Pra dan Devi duduk di sebuah kursi taman, di kursi tersebut terdapat juga seperti payung untuk membuat tidak kepanasan di saat siang hari. Terdapat juga bunga yang berwarna warni di sebelah kursi, yang terdapat tulisan, 'Dilarang Memetik'. Karena bunga juga mahluk hidup seperti manusia.
"Pra, udah sampai. Apa yang ingin kamu katakan?" desak Devi yang membuat Pra akhirnya mengerti untuk segera bercerita tentang masalahnya.
"Jadi, gini. Tadi aku kan lagi duduk di kursi sambil bermain gitar, nah pak Sul datang. Katanyaa..." Pra sengaja membuat Devi berpikir penasaran, karena Pra sendiri memang jahil orangnya.

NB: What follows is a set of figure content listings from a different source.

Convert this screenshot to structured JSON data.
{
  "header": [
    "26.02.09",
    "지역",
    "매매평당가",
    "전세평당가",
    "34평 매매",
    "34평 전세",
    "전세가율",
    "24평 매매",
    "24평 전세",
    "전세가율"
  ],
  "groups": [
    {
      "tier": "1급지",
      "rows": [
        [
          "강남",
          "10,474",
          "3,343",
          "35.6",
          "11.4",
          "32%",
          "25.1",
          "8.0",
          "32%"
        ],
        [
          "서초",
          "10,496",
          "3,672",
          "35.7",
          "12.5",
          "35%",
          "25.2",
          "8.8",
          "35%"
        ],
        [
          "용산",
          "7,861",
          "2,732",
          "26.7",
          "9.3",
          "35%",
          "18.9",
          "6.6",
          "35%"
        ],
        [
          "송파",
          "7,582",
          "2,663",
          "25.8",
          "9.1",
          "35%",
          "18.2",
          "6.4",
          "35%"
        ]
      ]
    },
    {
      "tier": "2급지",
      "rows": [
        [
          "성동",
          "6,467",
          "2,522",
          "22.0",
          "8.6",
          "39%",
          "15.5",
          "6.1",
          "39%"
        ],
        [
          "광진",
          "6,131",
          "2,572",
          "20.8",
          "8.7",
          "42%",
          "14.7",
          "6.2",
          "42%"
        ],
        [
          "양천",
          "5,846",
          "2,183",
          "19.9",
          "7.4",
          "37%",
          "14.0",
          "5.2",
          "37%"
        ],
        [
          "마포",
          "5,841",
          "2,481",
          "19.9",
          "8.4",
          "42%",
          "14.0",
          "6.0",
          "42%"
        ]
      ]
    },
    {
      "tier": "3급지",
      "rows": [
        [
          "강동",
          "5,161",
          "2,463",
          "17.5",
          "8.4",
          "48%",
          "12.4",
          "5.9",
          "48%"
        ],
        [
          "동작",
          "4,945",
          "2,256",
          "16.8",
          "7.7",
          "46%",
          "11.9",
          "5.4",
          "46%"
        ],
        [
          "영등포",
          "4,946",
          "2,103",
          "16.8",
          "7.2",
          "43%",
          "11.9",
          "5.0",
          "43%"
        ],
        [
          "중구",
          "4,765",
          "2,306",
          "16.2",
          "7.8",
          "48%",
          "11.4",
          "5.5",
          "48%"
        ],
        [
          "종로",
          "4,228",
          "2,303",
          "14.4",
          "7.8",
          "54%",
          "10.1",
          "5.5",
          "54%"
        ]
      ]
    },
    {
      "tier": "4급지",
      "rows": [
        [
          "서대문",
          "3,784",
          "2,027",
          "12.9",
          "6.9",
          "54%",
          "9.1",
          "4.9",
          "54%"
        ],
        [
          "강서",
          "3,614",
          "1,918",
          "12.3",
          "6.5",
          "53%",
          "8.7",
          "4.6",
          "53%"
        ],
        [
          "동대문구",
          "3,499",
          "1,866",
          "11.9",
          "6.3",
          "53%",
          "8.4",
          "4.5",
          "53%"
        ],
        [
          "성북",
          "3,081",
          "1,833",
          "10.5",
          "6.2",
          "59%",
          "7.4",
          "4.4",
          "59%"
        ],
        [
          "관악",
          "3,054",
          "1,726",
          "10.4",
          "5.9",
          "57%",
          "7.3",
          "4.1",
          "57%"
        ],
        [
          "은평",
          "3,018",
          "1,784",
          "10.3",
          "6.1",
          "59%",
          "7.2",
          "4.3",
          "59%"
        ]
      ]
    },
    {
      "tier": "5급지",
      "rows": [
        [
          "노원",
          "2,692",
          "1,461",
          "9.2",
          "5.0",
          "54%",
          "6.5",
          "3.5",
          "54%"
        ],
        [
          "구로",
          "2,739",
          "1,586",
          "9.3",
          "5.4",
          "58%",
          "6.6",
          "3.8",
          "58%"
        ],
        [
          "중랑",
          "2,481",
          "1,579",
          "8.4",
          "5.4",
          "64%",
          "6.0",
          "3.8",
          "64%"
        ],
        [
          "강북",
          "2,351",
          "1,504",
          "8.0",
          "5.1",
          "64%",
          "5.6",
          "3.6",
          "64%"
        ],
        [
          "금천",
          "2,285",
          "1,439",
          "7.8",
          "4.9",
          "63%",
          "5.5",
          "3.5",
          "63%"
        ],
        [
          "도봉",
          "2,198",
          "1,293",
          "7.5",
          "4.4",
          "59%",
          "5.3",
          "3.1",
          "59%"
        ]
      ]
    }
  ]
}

"Katanya kenapa, Pra? Kok nggak di lanjutin lagi?" tanya Devi dengan menggoyang goyangkan tubuh Pra.
"Nah, aku di tawari kerja di pabrik sama beliau. Entah bagiannya di mana aku belum tahu, Dev"
"Terus kamu gimana? Mau menerima tawarannya?"
"Iyaa, aku mau. Baik banget kan pak Sul sama aku, udah di bolehin tinggal di rumahnya sejak aku kecil pula. Eh udah besar juga masih di cariin kerjaan, nggak enak kalo aku menolaknya" tukas Pra dengan memandangi keramaian di taman. Ada anak-anak yang sedang berlari kesana kemari, ada juga orang yang menawarkan dagangannya.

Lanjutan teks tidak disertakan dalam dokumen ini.